Nigeria's Chief Justice sacked over undeclared assets
Is President Buhari in search of safe hands at Nigeria's Supreme Court?
A political storm has broken out in Nigeria following President Muhammadu Buhari’s decision to sack the country’s Chief Justice just weeks before the presidential elections.
Buhari signed a decree replacing Justice Walters Samuel Nkanu Onneghen with Tanko Mohammed last Friday, after he failed to appear before the Code of Conduct Tribunal to answer charges of breaching asset declaration rules for public officials.
Punch says it is now able to report that Buhari could not wait for the court to decide on Onnoghen’s fate because he was about to inaugurate 250 judges appointed to handle petitions that may arise from the elections.
Vanguard publishes a statement from the Chief Justice’s office debunking “rumours gaining traction online” that he had resigned, branding them as “fake news circulated by mischief makers”.
Manir Dan Ali is the editor in chief of the Nigerian Daily Trust newspaper. He told RFI that the statement was released as the National Judicial Council met in an emergency session to discuss Onnoghen’s suspension and Muhammad’s emergence as the Acting Chief Justice of Nigeria.
He told RFI that hundreds of lawyers also staged a demonstration outside the Abuja headquarters of the Nigerian Bar Association on Monday to protest the so-called "attempted coup against the judiciary".
Coup against democracy?
Despite claims by President Buhari’s spokesperson that he acted in the public’s interest, a spokesman for the main opposition Peoples’ Democratic Party candidate Atiku Abubakar denounced the decision as “an attempted coup d’état against Nigeria’s democracy and the people of Nigeria.
“He didn’t only act outside the prerogatives of his office, but in violation of processes in the constitution (Section 291) spelling out how the Chief Justice of Nigeria are appointed and can be removed from office” says Paul Igbe.

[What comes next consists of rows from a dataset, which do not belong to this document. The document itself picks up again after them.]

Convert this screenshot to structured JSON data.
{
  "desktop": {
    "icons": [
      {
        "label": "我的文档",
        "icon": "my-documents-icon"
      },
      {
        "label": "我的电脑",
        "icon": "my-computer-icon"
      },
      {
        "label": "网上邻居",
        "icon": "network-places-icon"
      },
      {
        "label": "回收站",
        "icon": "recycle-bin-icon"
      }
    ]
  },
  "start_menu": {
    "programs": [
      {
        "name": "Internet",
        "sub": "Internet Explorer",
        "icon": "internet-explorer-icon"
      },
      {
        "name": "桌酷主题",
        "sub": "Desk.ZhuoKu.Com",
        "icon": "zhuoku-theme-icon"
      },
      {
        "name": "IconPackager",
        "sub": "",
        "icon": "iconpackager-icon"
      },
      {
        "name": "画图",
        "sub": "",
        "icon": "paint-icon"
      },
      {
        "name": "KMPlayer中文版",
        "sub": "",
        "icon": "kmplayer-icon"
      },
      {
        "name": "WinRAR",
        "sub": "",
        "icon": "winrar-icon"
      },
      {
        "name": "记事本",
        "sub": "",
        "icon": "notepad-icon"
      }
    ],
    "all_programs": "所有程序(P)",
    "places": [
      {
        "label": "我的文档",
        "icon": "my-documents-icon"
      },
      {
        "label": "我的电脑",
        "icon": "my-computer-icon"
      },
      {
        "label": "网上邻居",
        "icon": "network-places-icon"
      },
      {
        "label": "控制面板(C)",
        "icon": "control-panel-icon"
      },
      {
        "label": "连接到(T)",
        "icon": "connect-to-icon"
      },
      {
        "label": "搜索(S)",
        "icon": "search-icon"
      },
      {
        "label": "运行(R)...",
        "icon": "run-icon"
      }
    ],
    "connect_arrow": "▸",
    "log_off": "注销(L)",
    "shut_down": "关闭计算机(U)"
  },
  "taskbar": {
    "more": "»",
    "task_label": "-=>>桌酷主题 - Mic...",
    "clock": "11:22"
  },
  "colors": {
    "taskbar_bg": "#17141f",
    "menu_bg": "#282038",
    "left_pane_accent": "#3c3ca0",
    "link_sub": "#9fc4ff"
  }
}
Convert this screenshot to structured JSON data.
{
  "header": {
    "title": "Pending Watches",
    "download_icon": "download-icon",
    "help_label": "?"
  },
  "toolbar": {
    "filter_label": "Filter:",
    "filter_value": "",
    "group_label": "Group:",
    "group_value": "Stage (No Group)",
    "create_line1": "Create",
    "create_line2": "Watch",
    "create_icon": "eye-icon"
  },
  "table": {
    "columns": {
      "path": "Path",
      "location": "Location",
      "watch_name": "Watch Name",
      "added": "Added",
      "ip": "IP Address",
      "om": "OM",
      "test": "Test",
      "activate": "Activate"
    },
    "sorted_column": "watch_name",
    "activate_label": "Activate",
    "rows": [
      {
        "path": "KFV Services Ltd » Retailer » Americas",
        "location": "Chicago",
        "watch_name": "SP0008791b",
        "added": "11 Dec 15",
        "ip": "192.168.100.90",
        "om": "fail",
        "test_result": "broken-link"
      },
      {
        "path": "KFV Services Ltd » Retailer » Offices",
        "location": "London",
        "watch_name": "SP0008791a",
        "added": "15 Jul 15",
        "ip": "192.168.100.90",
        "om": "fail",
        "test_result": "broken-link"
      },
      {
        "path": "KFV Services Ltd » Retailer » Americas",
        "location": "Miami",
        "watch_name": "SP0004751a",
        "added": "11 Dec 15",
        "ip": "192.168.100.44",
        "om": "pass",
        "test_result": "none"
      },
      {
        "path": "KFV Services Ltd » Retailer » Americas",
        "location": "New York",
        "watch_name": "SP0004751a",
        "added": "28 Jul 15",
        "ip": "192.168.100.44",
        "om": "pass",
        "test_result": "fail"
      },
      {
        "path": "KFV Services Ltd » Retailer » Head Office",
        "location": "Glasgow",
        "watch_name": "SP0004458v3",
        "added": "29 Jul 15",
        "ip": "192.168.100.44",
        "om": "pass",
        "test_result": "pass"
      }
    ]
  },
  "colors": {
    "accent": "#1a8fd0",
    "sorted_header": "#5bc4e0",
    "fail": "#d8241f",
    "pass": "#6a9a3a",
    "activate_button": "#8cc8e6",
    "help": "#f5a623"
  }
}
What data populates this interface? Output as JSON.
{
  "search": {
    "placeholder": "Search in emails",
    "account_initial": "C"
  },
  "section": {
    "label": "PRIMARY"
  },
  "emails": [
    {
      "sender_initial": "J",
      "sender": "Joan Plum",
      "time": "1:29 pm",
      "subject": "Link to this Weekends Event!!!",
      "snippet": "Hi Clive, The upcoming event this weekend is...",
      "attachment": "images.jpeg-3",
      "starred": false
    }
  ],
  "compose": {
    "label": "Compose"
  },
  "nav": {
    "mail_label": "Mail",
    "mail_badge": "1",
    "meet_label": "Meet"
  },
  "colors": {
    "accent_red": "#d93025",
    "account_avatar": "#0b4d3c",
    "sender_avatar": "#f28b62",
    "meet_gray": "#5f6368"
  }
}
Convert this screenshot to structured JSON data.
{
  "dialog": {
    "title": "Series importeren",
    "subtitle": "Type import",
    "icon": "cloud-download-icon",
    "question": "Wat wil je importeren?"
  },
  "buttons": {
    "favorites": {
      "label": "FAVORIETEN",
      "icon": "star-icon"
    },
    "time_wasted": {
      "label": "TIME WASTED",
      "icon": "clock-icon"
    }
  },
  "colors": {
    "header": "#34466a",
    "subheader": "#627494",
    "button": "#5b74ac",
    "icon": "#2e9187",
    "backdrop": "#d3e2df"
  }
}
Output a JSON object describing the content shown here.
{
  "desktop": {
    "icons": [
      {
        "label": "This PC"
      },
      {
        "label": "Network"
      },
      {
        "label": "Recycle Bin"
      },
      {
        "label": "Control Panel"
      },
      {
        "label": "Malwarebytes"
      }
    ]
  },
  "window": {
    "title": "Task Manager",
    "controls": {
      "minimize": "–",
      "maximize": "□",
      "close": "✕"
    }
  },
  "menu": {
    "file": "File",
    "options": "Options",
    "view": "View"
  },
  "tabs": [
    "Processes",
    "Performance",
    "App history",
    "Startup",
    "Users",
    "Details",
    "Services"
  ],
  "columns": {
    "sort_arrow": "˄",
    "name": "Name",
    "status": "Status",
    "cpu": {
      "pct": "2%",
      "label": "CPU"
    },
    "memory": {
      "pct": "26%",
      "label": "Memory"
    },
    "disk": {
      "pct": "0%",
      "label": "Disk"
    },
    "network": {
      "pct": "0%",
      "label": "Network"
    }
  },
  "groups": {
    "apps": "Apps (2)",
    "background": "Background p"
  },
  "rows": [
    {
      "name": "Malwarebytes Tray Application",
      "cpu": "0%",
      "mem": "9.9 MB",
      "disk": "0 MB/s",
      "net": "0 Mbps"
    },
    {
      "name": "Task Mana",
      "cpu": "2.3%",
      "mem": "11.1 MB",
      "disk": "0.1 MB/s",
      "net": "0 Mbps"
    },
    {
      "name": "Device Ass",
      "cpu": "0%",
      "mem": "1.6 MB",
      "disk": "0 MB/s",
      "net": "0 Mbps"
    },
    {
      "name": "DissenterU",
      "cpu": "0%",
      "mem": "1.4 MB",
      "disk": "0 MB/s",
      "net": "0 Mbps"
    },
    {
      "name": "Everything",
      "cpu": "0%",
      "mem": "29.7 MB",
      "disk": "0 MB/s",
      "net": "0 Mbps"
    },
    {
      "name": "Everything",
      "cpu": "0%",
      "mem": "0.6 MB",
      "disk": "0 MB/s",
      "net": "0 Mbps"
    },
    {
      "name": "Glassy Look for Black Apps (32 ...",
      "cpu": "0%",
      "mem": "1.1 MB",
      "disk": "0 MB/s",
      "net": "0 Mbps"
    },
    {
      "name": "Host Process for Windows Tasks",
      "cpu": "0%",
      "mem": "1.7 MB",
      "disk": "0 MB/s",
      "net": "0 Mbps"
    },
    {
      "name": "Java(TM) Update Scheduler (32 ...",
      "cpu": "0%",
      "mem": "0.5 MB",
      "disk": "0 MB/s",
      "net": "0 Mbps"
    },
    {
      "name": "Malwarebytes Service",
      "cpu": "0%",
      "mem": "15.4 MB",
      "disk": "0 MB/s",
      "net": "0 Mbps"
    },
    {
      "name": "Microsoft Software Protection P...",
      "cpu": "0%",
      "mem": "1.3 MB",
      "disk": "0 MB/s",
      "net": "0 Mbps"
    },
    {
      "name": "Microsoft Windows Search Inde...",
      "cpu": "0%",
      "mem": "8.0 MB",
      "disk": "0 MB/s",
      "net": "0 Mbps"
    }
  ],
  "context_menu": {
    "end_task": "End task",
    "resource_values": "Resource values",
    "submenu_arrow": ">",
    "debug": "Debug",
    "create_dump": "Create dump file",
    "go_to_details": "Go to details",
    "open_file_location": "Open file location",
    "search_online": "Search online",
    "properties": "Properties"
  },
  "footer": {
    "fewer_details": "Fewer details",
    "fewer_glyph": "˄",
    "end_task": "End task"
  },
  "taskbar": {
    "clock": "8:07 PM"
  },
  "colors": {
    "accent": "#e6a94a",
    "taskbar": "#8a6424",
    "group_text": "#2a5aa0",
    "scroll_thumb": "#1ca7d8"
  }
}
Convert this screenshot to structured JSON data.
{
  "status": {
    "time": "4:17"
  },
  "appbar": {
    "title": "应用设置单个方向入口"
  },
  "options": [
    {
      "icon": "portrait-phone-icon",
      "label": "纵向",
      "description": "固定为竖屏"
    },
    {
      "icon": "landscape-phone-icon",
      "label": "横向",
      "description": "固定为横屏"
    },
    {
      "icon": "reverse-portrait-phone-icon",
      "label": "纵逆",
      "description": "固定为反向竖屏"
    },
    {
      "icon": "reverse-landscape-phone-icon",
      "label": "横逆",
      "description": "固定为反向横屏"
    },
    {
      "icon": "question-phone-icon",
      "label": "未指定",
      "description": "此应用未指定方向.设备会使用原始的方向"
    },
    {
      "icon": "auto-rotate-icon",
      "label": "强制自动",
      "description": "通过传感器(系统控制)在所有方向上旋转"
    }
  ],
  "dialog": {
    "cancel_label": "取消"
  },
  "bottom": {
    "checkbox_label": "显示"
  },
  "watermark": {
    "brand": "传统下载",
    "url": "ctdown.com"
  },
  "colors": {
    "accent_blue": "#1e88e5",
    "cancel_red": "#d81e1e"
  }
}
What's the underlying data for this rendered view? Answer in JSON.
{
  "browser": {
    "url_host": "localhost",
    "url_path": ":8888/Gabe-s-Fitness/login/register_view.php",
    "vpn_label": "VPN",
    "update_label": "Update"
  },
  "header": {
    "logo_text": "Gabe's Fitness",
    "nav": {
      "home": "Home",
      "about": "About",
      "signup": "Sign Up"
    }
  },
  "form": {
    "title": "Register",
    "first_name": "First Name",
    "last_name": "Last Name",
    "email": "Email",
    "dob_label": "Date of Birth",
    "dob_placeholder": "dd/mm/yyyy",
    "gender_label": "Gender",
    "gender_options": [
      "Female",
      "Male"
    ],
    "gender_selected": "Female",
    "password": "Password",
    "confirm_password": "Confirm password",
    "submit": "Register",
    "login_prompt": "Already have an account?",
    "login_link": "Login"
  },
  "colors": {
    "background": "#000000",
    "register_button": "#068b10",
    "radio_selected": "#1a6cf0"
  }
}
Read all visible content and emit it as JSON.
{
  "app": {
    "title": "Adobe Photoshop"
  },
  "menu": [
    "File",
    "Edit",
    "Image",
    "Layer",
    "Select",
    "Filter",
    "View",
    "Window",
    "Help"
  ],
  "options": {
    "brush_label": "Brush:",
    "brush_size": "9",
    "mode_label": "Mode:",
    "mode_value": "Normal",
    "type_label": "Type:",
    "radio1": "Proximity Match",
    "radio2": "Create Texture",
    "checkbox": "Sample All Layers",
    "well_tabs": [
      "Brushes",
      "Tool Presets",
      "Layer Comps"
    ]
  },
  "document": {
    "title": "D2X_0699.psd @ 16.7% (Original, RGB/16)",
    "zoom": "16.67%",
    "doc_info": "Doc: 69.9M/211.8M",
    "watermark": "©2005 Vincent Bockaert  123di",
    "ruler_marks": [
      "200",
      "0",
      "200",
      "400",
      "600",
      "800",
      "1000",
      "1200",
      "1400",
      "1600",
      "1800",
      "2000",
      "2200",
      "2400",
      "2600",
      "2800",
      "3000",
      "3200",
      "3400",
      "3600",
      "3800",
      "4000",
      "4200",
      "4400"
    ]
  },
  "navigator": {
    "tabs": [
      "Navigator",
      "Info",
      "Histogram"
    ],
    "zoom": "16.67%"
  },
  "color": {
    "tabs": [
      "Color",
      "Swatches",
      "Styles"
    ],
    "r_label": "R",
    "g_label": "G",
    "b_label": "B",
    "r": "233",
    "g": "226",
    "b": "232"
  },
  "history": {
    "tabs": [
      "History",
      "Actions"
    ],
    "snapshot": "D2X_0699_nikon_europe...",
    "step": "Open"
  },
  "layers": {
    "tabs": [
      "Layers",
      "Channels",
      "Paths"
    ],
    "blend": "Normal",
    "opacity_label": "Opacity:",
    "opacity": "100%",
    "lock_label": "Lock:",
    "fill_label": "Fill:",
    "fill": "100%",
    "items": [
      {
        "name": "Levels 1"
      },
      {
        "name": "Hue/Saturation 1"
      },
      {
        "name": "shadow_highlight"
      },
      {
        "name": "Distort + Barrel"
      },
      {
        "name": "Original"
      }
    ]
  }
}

The spokesman for the former Vice President’s campaign also accuses Buhari of ignoring a ruling by the Federal Appeals Court to maintain the status quo on the matter while the Code of Conduct Tribunal examined the case. “It was clear they had an objective , which was to have somebody, a client as the Chief Justice of Nigeria ahead of the elections set on February 16”, he insisted.
Paul Igbe also accuses President Buhari of hypocrisy, because he decided to suspend Justice Onneghen on suspicions and remaining in office despite facing charges of not presenting his certificates to the elections body before contesting the 2015 elections, as stipulated in the constitution.
The Code of Conduct Tribunal, behind President Buhari's decision to replace Chief Justice Onnoghen is the same ethics tribunal which filed charges of undisclosed assets against Senate President Bukola Saraki which were thrown out by the Supreme Court.
Several media outlets noted with amazement that that the CCT’s case against Saraki was opened after he led a massive defection of ruling party lawmakers to join the opposition PDP party.
In the twist to the crisis, the Senate President’s office issued a statement on Monday claiming he had filed a case in the Supreme Court, asking it to rule on whether Buhari acted "in usurpation” of the powers of the Upper House.
Auwalu Yadudu is a political science professor at Bayero University in the northern Nigerian state of Kano. He told RFI that even if there were grounds to support Buhari’s argument that he acted in the national interest, there were constitutional issues of due process, the president should have paid attention to.
Issues of constitutionality
”He does not have the power to remove any judicial officer let alone the Chief Justice of Nigeria without a recommendation of the National Judicial Council and a National Assembly motion backed by a two-thirds majority of lawmakers” says Professor Yadudu.
Walters Samuel Nkanu Onnoghen has been a Justice of the Supreme Court of Nigeria since 2005 and was the first CJN from the southern part of the country in about 30 years.
The only previous case of a chief justice being removed in Nigeria was in 1975, after General Murtala Muhammad ousted Yakubu Gowon in a coup, according to the Nigerian SBM Intelligence Analyst group.